ネットで拾えなかったので、自分で打ち込みました。誤字、脱字は私の責任。縦書きのものを横書きにして申し訳ありません。・・お気に入りになりましたら、駅に行って産経新聞をお買い求めください。購読料ですよ。本屋に行って曽野綾子さんの本を一冊お買い求めください。

神のいる場所
-- (引用開始)(産経新聞 2009-07-24) --
「財界」という雑誌に倉本聰氏が連載している、「富良野風話」を私はいつも愛読している。そこに今回は「愛の蓄え」という題で、氏が女性たちの集まりで講和をしたときの話がでていた。
氏が、子供のためなら死ねると思う人は手を挙げて、と言うと、六十数人いた女性たちの中で挙手をした人はたったの6人。それではお孫さんのためなら、と質問を変えると、結局3人だった。親のためや夫のためなら、ほとんど死ぬ人はいないのだろうと氏は察する。
氏のエッセーの中にさらに登場するのは、1組の老夫婦。認知症の太った老妻を介護するのは心肺に持病のある痩せ細った夫だ。認知症がひどいと個室に入れなければならないので、施設は高くつく。安い施設は数百人が入所待ちをしている。だから老夫は家庭で、老妻を看病するしか方法は無い。
中年の息子が思わず「そこに愛があるの?」と父に聞くと「今までにたくさん愛を貯金してきたから、今はそれを切り崩して生きている」と老いた父は答える。
氏は淡々と、かつて自分も長く病んだ母に対しての愛の蓄えを失ったまま死なせたことを書いている。同じ悔悟の思いを持つ人は多いだろう。
「その人のために死ねるか」ということは、愛の本質を見極めるひとつの踏み絵だと私は過去にも思ってきたし、今でもそう思っている。私が「誰のために愛するか」というエッセーを書いたのは1970年。もう40年近くも前のことだ。しかしその間に私は答えを変質させることが出来た。
愛は「好きである」と言う素朴な感情とほとんど無関係と言う厳しさを知ったからである。キリスト教における愛というものは、むしろ自分の感情とは無関係に、人間としてなすべき態度を示すことだ、とされている。つまりその人を好きであろうがなかろうが、その人のためになることを理性ですることなのだ、と私は知ったのである。
私たちは子供のときから、裏表のある態度を戒められるが、キリスト教は、むしろ裏表を厳しく要求しているように見える。心の中は憎しみで煮えくり返っていても致し方ない。そのときでも、柔和に、しかも相手のためを思う理性を失わないことだ、というのだ。

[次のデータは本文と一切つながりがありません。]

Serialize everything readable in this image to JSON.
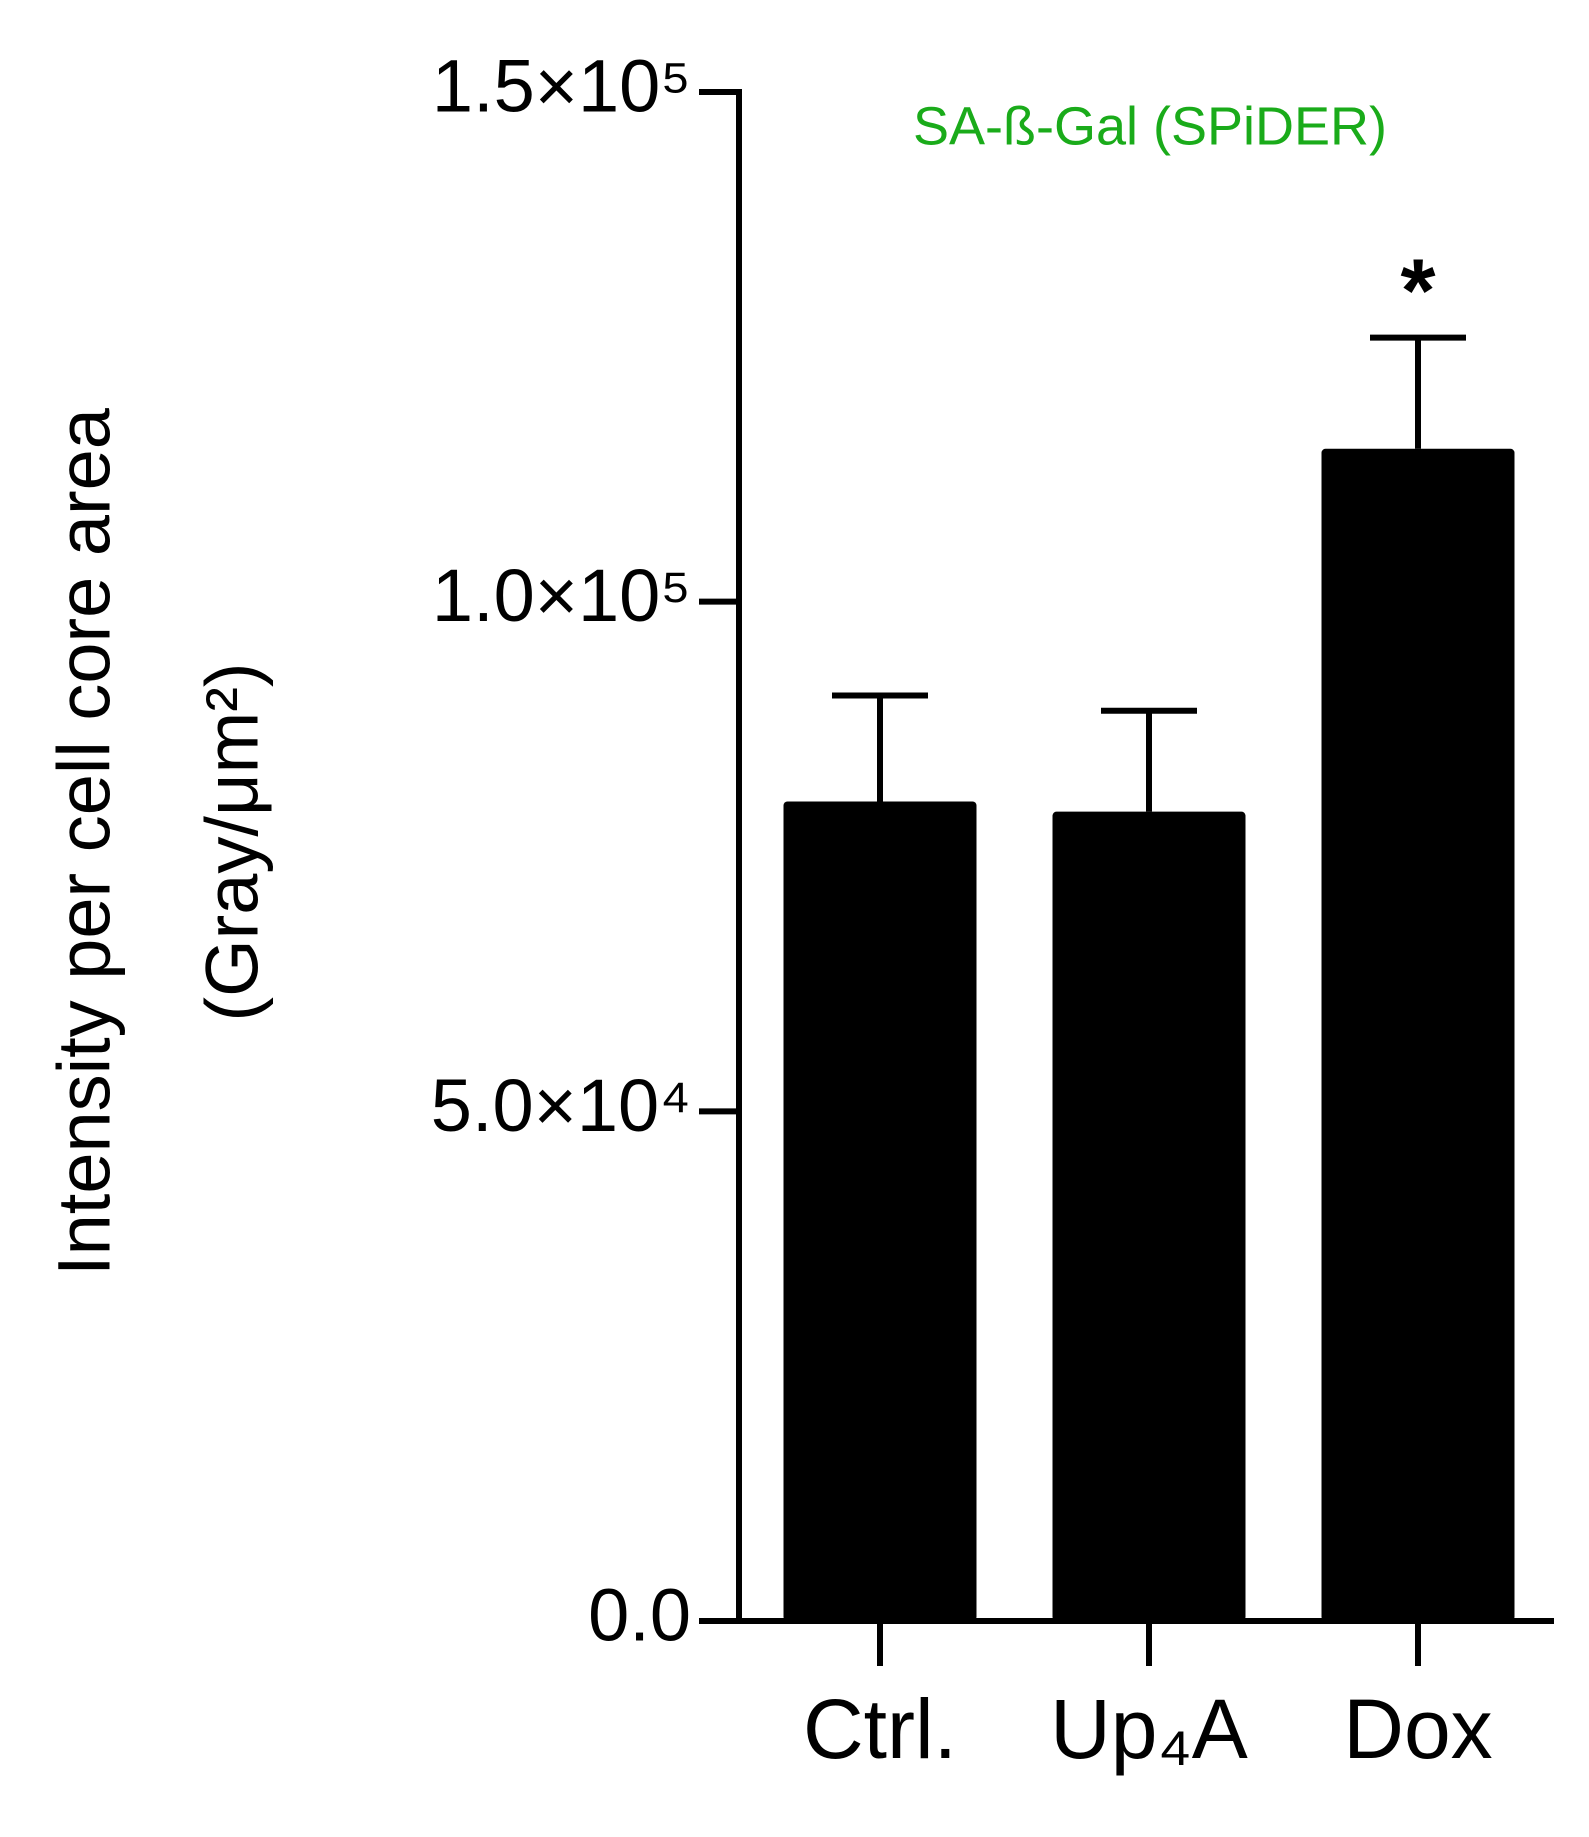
{
  "chart_data": {
    "type": "bar",
    "title": "SA-ß-Gal (SPiDER)",
    "title_color": "#1aab1a",
    "y_label": [
      "Intensity per cell core area",
      "(Gray/μm²)"
    ],
    "categories": [
      "Ctrl.",
      "Up₄A",
      "Dox"
    ],
    "values": [
      80400,
      79400,
      115000
    ],
    "errors": [
      10400,
      9900,
      10900
    ],
    "color": "#000000",
    "ylim": [
      0,
      150000
    ],
    "yticks": [
      {
        "value": 0,
        "label": "0.0"
      },
      {
        "value": 50000,
        "label": "5.0×10⁴"
      },
      {
        "value": 100000,
        "label": "1.0×10⁵"
      },
      {
        "value": 150000,
        "label": "1.5×10⁵"
      }
    ],
    "annotations": [
      {
        "text": "*"
      }
    ],
    "grid": false
  }
}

「好きである」愛を、聖書世界は「フィリア」というギリシャ語で表している。一方、敵を愛し、友のために命を捨てることを自分に命じる「理性を必要とする」愛と区別する。つまりキリスト教では「理性を伴う必要な愛」だけが唯一の本物の愛として認識されるから、親子、夫婦の間で自然に起こる感覚的好意や敬意や慕わしさが消えた段階から発生する義務的労(いわたり)や優しさや哀しさこそ、本当の間と評価するのである。
神はどこにいるのか、と私たちは子供のときから不思議に思う。青い天の彼方か、それとも人間の心臓の中か。しかしそのどれでもなく、神は、今私たちが相対峙している他者の中にいる、という。もちろん認知症のどうしようもない老人の中にもいるのだ。こうした神学的解釈など、当世風の思想では流行遅れとして笑い飛ばすのが知的らしいのだが、小説家としての私は、いまだにどんな相手の中にも神がいるとする方が、人生は劇的になり小説も作りやすいのである。